Cento anni fa, la marcia su Roma.

Di Francesco Violante, Segretario PCI Bari, Comitato Regionale PCI Puglia

Il contesto entro il quale nascono i movimenti fascisti è costituito dalla profonda crisi delle regioni europee orientali e sud-orientali dovuta alla “lunga grande guerra” tra 1911 e 1923. Determinante, per la nascita dei fascismi europei, è il Regno d’Italia, prima con l’avventura coloniale in Tripolitania, Cirenaica e Dodecaneso – cosa che fa precipitare la crisi nei Balcani tra 1912 e 1914 – poi con l’elaborazione di una risposta controrivoluzionaria da parte della classe dirigente liberale a nuovi movimenti collettivi urbani e rurali, in cui confluiscono contraddittoriamente adesione al modello sovietico, spinte anarchiche e libertarie. Intorno al nazionalismo interventista e combattentista, e al reducismo insoddisfatto della pace, si coagulano invece gli interessi antipopolari e antioperai di una compagine sociale che va dalla grande borghesia agraria agli industriali, e che ricomprende tuttavia anche molti appartenenti alla piccola borghesia, scossi dalle rivendicazioni operaie e timorosi di retrocedere nella scala sociale: tutti conniventi nella tolleranza e nel sostegno alla violenza fascista.

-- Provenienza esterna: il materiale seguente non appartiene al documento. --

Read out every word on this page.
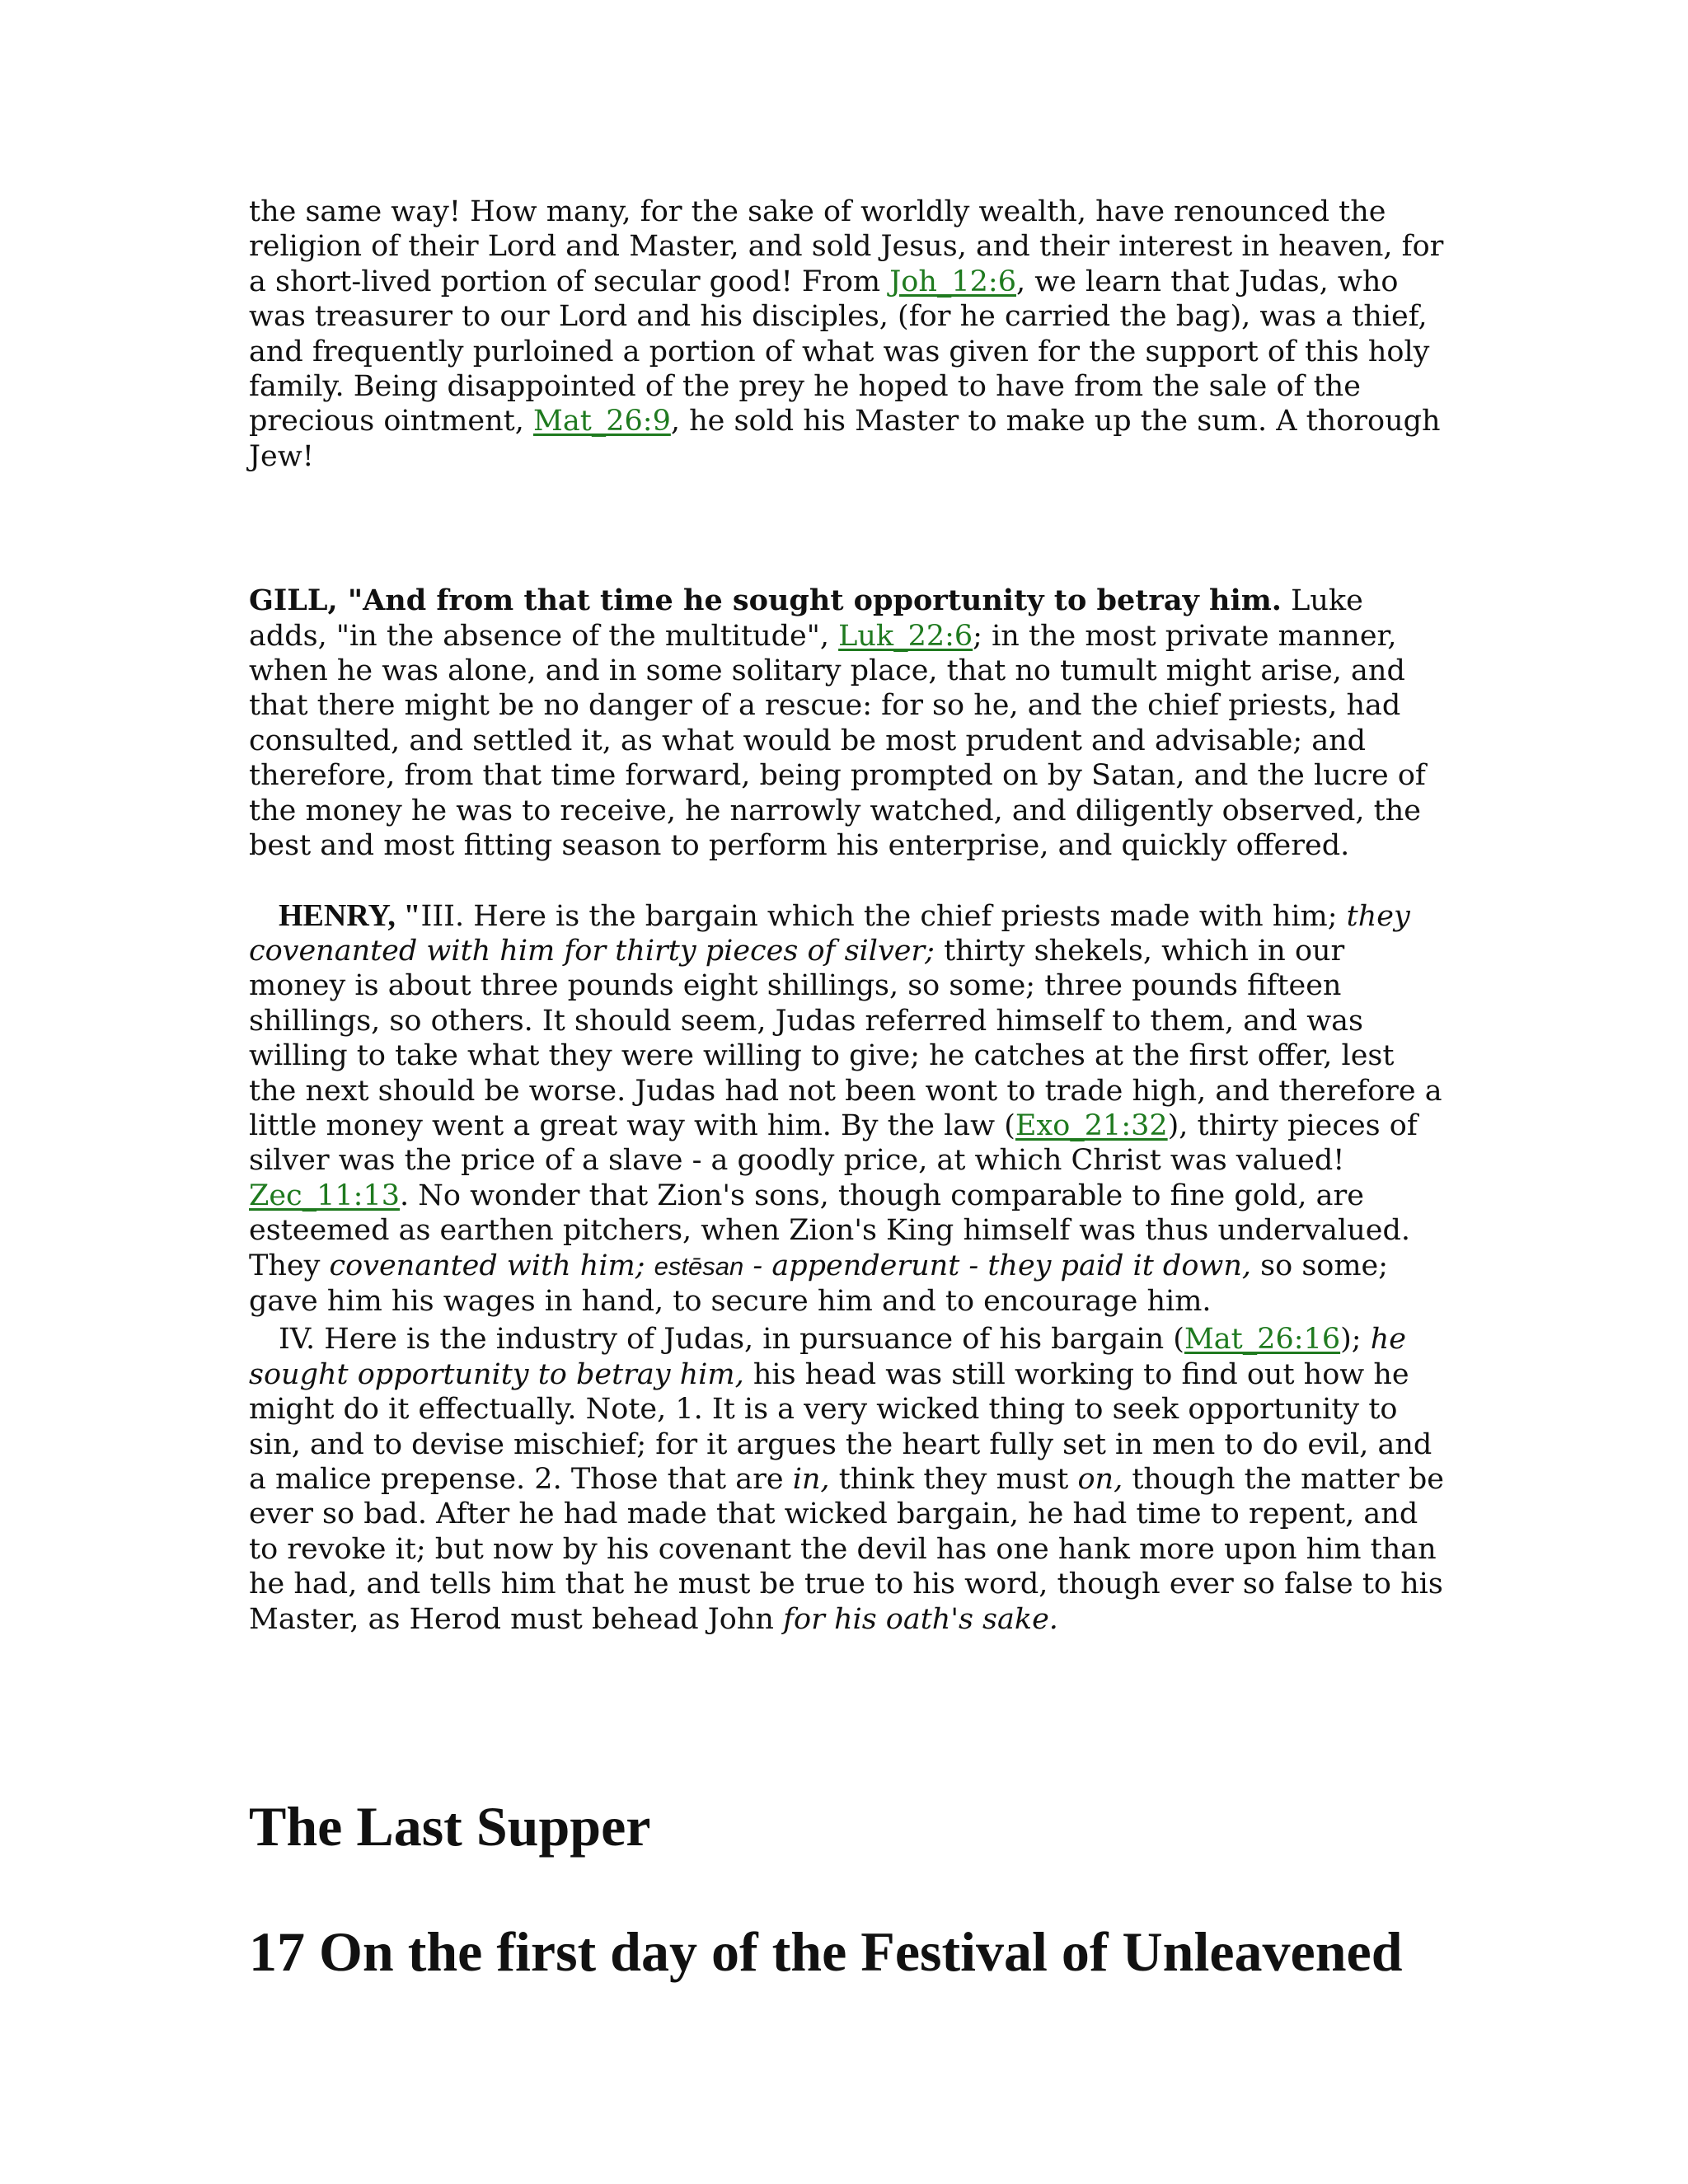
the same way! How many, for the sake of worldly wealth, have renounced the religion of their Lord and Master, and sold Jesus, and their interest in heaven, for a short-lived portion of secular good! From Joh_12:6, we learn that Judas, who was treasurer to our Lord and his disciples, (for he carried the bag), was a thief, and frequently purloined a portion of what was given for the support of this holy family. Being disappointed of the prey he hoped to have from the sale of the precious ointment, Mat_26:9, he sold his Master to make up the sum. A thorough Jew!

GILL, "And from that time he sought opportunity to betray him. Luke adds, "in the absence of the multitude", Luk_22:6; in the most private manner, when he was alone, and in some solitary place, that no tumult might arise, and that there might be no danger of a rescue: for so he, and the chief priests, had consulted, and settled it, as what would be most prudent and advisable; and therefore, from that time forward, being prompted on by Satan, and the lucre of the money he was to receive, he narrowly watched, and diligently observed, the best and most fitting season to perform his enterprise, and quickly offered.

HENRY, "III. Here is the bargain which the chief priests made with him; they covenanted with him for thirty pieces of silver; thirty shekels, which in our money is about three pounds eight shillings, so some; three pounds fifteen shillings, so others. It should seem, Judas referred himself to them, and was willing to take what they were willing to give; he catches at the first offer, lest the next should be worse. Judas had not been wont to trade high, and therefore a little money went a great way with him. By the law (Exo_21:32), thirty pieces of silver was the price of a slave - a goodly price, at which Christ was valued! Zec_11:13. No wonder that Zion's sons, though comparable to fine gold, are esteemed as earthen pitchers, when Zion's King himself was thus undervalued. They covenanted with him; estēsan - appenderunt - they paid it down, so some; gave him his wages in hand, to secure him and to encourage him.

IV. Here is the industry of Judas, in pursuance of his bargain (Mat_26:16); he sought opportunity to betray him, his head was still working to find out how he might do it effectually. Note, 1. It is a very wicked thing to seek opportunity to sin, and to devise mischief; for it argues the heart fully set in men to do evil, and a malice prepense. 2. Those that are in, think they must on, though the matter be ever so bad. After he had made that wicked bargain, he had time to repent, and to revoke it; but now by his covenant the devil has one hank more upon him than he had, and tells him that he must be true to his word, though ever so false to his Master, as Herod must behead John for his oath's sake.

The Last Supper
17 On the first day of the Festival of Unleavened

A questo si aggiunge il ruolo decisivo del Regno Unito – prima preoccupato del possibile disimpegno dell’Italia dalla Triplice Intesa dopo Caporetto, poi terrorizzato da un esito “sovietico” in un Paese cruciale per la strategia inglese nel Mediterraneo e nel Vicino Oriente – che sostiene occultamente e ampiamente, anche grazie all’appoggio massonico, i Fasci di combattimento, poi Partito nazionale fascista.

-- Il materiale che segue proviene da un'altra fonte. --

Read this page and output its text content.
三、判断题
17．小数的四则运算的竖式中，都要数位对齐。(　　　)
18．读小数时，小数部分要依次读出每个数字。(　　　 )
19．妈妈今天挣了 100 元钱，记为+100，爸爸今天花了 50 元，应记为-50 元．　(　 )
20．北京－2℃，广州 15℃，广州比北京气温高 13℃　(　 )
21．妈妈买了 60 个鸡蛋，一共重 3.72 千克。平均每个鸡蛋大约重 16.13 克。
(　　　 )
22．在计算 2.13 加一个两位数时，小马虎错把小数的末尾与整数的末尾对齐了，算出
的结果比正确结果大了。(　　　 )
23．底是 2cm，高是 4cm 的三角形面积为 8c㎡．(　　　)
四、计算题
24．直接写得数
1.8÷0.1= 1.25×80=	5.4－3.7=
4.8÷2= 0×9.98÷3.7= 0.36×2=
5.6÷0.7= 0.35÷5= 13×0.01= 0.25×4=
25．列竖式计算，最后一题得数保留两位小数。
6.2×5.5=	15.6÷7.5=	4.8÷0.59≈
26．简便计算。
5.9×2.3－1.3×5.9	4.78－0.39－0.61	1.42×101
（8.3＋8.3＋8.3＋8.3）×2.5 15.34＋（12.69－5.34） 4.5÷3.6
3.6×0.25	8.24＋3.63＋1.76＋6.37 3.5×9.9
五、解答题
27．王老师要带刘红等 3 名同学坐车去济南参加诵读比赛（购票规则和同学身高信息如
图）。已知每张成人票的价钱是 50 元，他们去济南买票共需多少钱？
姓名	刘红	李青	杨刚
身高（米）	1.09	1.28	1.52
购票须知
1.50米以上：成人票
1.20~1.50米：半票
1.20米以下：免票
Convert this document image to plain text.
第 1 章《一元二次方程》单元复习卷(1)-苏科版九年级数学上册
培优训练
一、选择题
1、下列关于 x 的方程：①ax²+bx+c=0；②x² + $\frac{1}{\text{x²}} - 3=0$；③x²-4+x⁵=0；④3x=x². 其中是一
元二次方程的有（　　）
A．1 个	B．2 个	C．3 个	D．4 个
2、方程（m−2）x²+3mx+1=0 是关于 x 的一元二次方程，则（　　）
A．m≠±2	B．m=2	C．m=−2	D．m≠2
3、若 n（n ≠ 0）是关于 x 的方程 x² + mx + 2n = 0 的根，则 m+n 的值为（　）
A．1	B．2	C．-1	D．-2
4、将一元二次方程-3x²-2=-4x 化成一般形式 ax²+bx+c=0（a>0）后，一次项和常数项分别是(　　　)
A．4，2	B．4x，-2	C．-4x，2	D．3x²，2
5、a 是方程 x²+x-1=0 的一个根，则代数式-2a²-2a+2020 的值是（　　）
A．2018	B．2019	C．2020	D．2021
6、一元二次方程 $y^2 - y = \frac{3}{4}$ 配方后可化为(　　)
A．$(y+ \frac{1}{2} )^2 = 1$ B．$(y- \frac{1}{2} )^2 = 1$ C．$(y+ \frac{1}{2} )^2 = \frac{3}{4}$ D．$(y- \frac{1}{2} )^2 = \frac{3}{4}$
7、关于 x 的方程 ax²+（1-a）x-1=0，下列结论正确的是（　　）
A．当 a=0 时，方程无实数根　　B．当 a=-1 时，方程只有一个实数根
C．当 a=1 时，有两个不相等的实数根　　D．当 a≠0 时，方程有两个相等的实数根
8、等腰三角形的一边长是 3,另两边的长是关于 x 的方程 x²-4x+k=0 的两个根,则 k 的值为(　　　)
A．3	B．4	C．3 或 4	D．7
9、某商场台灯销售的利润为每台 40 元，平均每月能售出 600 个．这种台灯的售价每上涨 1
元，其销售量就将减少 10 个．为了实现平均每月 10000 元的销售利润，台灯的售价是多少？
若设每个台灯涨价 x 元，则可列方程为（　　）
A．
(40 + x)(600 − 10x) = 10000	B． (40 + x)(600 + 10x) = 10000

Cento anni dopo l’episodio della marcia su Roma, vediamo di nuovo operare in Italia fattori di crisi profonda, originati nell’Europa orientale e nel Mediterraneo, la debolezza delle classi dirigenti e la loro subordinazione a interessi esterni o personali, l’annichilimento dell’opposizione sindacale e la divisione di quella politica, la costruzione di un contesto informativo in cui gli spazi di dissenso e critica sono sempre più ridotti, la scuola e l’università come terreni di scontro. Al governo, una forza egemone conservatrice che eredita le molte anime del Movimento sociale italiano e poi di Alleanza nazionale, dal “fascismo perenne” di Almirante all’atlantismo di Michelini; intorno, il declino violento dell’impero globale di cui siamo periferia, la disarticolazione degli equilibri economici e geopolitici egemonizzati dall’Occidente e la nascita di nuovi, basati sulla crescita dei Paesi del Terzo mondo.

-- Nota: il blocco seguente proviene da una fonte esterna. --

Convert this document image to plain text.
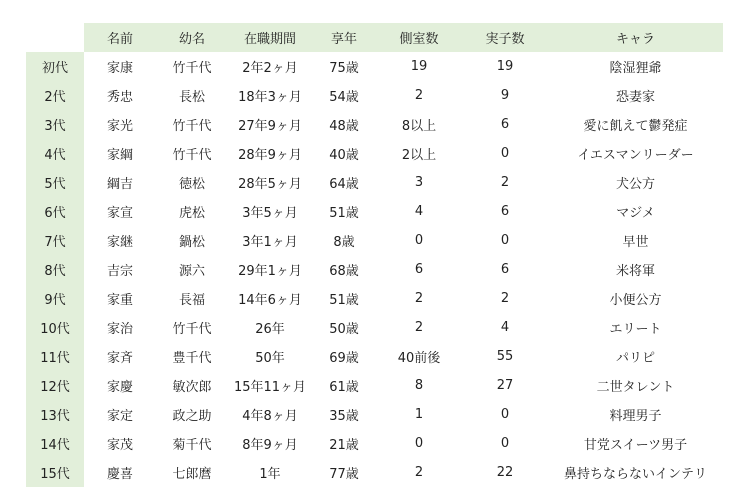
	名前	幼名	在職期間	享年	側室数	実子数	キャラ
初代	家康	竹千代	2年2ヶ月	75歳	19	19	陰湿狸爺
2代	秀忠	長松	18年3ヶ月	54歳	2	9	恐妻家
3代	家光	竹千代	27年9ヶ月	48歳	8以上	6	愛に飢えて鬱発症
4代	家綱	竹千代	28年9ヶ月	40歳	2以上	0	イエスマンリーダー
5代	綱吉	徳松	28年5ヶ月	64歳	3	2	犬公方
6代	家宣	虎松	3年5ヶ月	51歳	4	6	マジメ
7代	家継	鍋松	3年1ヶ月	8歳	0	0	早世
8代	吉宗	源六	29年1ヶ月	68歳	6	6	米将軍
9代	家重	長福	14年6ヶ月	51歳	2	2	小便公方
10代	家治	竹千代	26年	50歳	2	4	エリート
11代	家斉	豊千代	50年	69歳	40前後	55	パリピ
12代	家慶	敏次郎	15年11ヶ月	61歳	8	27	二世タレント
13代	家定	政之助	4年8ヶ月	35歳	1	0	料理男子
14代	家茂	菊千代	8年9ヶ月	21歳	0	0	甘党スイーツ男子
15代	慶喜	七郎麿	1年	77歳	2	22	鼻持ちならないインテリ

Il trionfo della reazione fu agevolato dalla faglia aperta nel socialismo italiano intorno alla questione rivoluzionaria, tra comunisti unitari, puri e socialisti riformisti. «La reazione si è proposta di ricacciare il proletariato nelle condizioni in cui si trovava nel periodo iniziale del capitalismo: disperso, isolato, individui, non classe che sente di essere una unità e aspira al potere», sostenne Gramsci, invitando poi all’unità, al fronte unico contro il fascismo, dopo la scissione di Livorno.

Questo era, ed è, l’obiettivo del Partito Comunista Italiano: farsi nucleo di elaborazione teorica e di prassi efficace di un ampio fronte democratico contro gli strumenti della reazione delle borghesie liberali e conservatrici vicine agli interessi sovranazionali, si chiamino essi fascismo, autoritarismo populista, o atlantismo.